Tied Embeddings
Weight tying means the embedding matrix and the output head share the same physical parameters — they point to the same memory. This was introduced by Press & Wolf (2017) and used in GPT-2 and BERT. The benefit: you save vocab_size × hidden_size parameters. For Llama 3.1 8B, that would save ~525M parameters (~1 GB in BF16). The config field tie_word_embeddings controls this.
Current Practice
Modern open-source LLMs like Llama and Mistral do NOT tie embeddings — they use tie_word_embeddings: false. The embedding and lm_head are separate tensors. This gives the model more capacity: the input embedding can specialize in encoding meaning, while the output head can specialize in predicting the next token.
Config Examples
// Llama 3.1 8B config.json:
"tie_word_embeddings": false
// → Two separate tensors in the file:
// model.embed_tokens.weight [128256, 4096]

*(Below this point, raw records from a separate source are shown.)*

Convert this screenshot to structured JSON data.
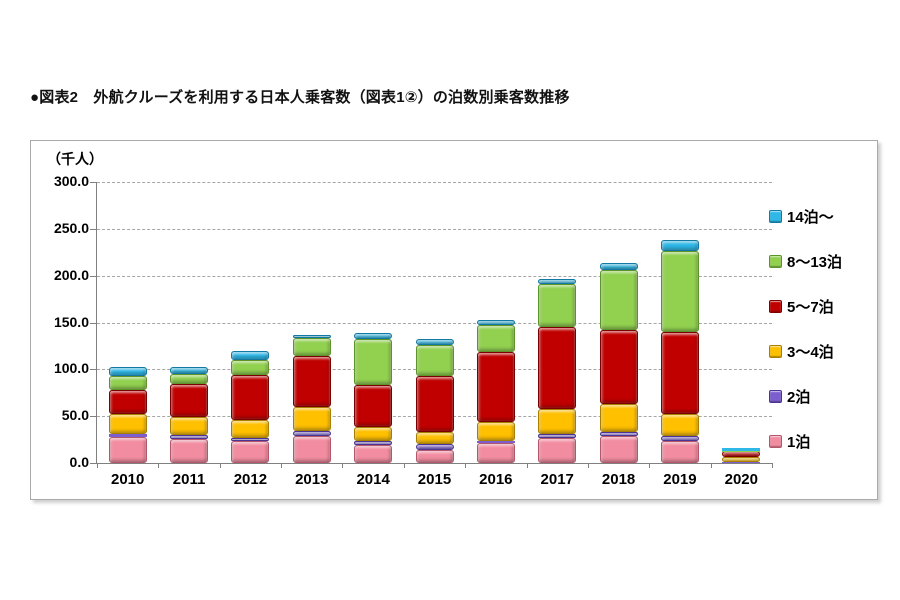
{
  "page": {
    "title": "●図表2　外航クルーズを利用する日本人乗客数（図表1②）の泊数別乗客数推移"
  },
  "chart_data": {
    "type": "bar",
    "stacked": true,
    "unit_label": "（千人）",
    "categories": [
      "2010",
      "2011",
      "2012",
      "2013",
      "2014",
      "2015",
      "2016",
      "2017",
      "2018",
      "2019",
      "2020"
    ],
    "series": [
      {
        "name": "1泊",
        "color": "#F28CA0",
        "border": "#B5566B",
        "values": [
          28,
          26,
          23,
          29,
          19,
          14,
          21,
          27,
          29,
          24,
          1
        ]
      },
      {
        "name": "2泊",
        "color": "#7B5FD0",
        "border": "#4A3494",
        "values": [
          3,
          4,
          4,
          5,
          5,
          6,
          2,
          4,
          4,
          5,
          0.5
        ]
      },
      {
        "name": "3～4泊",
        "color": "#FFC000",
        "border": "#A87F00",
        "values": [
          21,
          19,
          19,
          26,
          14,
          13,
          21,
          27,
          30,
          23,
          4.5
        ]
      },
      {
        "name": "5～7泊",
        "color": "#C00000",
        "border": "#7D0000",
        "values": [
          26,
          35,
          48,
          54,
          45,
          60,
          74,
          87,
          79,
          88,
          6.5
        ]
      },
      {
        "name": "8～13泊",
        "color": "#92D050",
        "border": "#5D9428",
        "values": [
          15,
          11,
          16,
          19,
          49,
          33,
          29,
          46,
          64,
          86,
          0.5
        ]
      },
      {
        "name": "14泊～",
        "color": "#2DB8E8",
        "border": "#1179A3",
        "values": [
          9,
          8,
          10,
          4,
          7,
          6,
          6,
          5,
          7,
          12,
          2.5
        ]
      }
    ],
    "legend_order_top_to_bottom": [
      "14泊～",
      "8～13泊",
      "5～7泊",
      "3～4泊",
      "2泊",
      "1泊"
    ],
    "ylim": [
      0,
      300
    ],
    "ytick_labels": [
      "0.0",
      "50.0",
      "100.0",
      "150.0",
      "200.0",
      "250.0",
      "300.0"
    ],
    "ytick_values": [
      0,
      50,
      100,
      150,
      200,
      250,
      300
    ],
    "grid": "dashed-horizontal",
    "legend_position": "right"
  }
}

// lm_head.weight [128256, 4096]
// Total: ~2 GB for both
// GPT-2 / smaller models:
"tie_word_embeddings": true
// → One tensor, shared:
// model.embed_tokens.weight [50257, 768]
// lm_head.weight → same memory
Key insight: When you see tie_word_embeddings: false, expect two large vocab-sized tensors in the file. When it's true, the safetensors header will only contain one, and the framework creates a reference for the other.